Virtual functions can be used to implement dynamic polymorphism. I know that in most C++ compilers, it is implemented with a vtable
, and each class can find correct function definition with an extra vtable
read (one extra memory access). I think it is not efficient on GPU (CUDA): since I don’t know how nvcc
deals with virtual functions, I assume it is the same with CPU and the vtable
, together with the memory it points to locates on global memory.

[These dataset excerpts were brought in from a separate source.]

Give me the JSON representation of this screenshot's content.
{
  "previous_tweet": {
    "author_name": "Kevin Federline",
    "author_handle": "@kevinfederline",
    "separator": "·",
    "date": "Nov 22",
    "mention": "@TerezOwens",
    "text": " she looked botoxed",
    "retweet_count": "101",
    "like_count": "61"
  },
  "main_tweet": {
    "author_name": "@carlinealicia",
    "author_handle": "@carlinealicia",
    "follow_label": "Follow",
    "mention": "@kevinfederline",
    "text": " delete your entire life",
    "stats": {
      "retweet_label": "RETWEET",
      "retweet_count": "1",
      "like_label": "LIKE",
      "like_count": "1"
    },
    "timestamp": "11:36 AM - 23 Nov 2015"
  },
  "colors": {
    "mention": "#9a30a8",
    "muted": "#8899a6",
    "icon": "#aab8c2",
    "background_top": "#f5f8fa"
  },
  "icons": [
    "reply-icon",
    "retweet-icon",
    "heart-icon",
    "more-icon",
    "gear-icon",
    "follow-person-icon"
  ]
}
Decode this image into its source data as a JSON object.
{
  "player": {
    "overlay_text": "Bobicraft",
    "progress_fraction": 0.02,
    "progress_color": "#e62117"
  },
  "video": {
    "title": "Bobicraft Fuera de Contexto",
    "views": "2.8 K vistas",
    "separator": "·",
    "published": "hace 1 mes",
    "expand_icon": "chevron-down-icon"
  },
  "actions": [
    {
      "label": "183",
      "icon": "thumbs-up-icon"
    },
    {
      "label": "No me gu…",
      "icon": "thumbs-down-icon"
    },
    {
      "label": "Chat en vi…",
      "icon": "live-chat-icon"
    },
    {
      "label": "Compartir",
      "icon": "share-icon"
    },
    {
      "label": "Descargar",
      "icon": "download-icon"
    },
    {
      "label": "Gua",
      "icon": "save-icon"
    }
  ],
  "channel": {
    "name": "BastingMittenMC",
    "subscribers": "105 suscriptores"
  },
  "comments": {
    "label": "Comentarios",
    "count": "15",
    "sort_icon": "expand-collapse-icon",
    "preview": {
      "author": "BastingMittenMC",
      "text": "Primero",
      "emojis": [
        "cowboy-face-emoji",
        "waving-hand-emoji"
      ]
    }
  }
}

Then the extra memory access (on GPU) can be slow, since it has no chance to be coalesced and it accesses the slow global memory.
I therefore opt for variant
, as suggested by std::variant to avoid virtual functions on the GPU. Though CUDA does not directly support std::variant
, I do find implementation that can be used in CUDA, and here is my code used for testing:
#include <variant/variant.h>
#include <cuda_runtime.h>
#include <iostream>
struct Type1 {
int a, b;
__host__ __device__ Type1(int _a = 0, int _b = 0): a(_a), b(_b) {}
__host__ __device__ int operation(int opr1, int opr2) const {
return (a + opr1) * (b + opr2);
}
};
struct Type2 {
int a, b;
__host__ __device__ Type2(int _a = 0, int _b = 0): a(_a), b(_b) {}
__host__ __device__ int operation(int opr1, int opr2) const {
return a * opr1 + b * opr2;
}
};
struct TypeVisitor {
int opr1, opr2;
__host__ __device__ TypeVisitor(int op1 = 1, int op2 = 1): opr1(op1), opr2(op2) {}
__host__ __device__ int operator()(const Type1& t) const { return t.operation(opr1, opr2); }
__host__ __device__ int operator()(const Type2& t) const { return t.operation(opr1, opr2); }
};
using VarType = variant::variant<Type1, Type2>;
__global__ void kernel_op(VarType* objects, int* result_buffer) {
result_buffer[threadIdx.x] = variant::apply_visitor(TypeVisitor(), objects[threadIdx.x]);
}
int main() {
VarType* vars;
CUDA_CHECK_RETURN(cudaMallocManaged(&vars, sizeof(VarType) * 8));
vars[0] = Type1(0, 1);
vars[1] = Type2(0, 1);
vars[2] = Type1(1, 1);
vars[3] = Type2(1, 1);
vars[4] = Type1(2, 1);
vars[5] = Type2(2, 1);
vars[6] = Type1(1, 2);
vars[7] = Type2(1, 2);
int* res_buffer;
CUDA_CHECK_RETURN(cudaMallocManaged(&res_buffer, sizeof(int) * 8));
kernel_op<<<1, 8>>>(vars, res_buffer);
CUDA_CHECK_RETURN(cudaDeviceSynchronize());
for (int i = 0; i < 8; i++)
printf("%dn", res_buffer[i]);
CUDA_CHECK_RETURN(cudaFree(vars));
CUDA_CHECK_RETURN(cudaFree(res_buffer));
return 0;
}
My question is:
- Is
variant
here based on static polymorphism and therefore the object information are know at compile-time? What if I need to load it from a vector (which might not be known until run-time)? - People say that there is “no free lunch”, so what is the cost of
variant
and is it really better than virtual functions?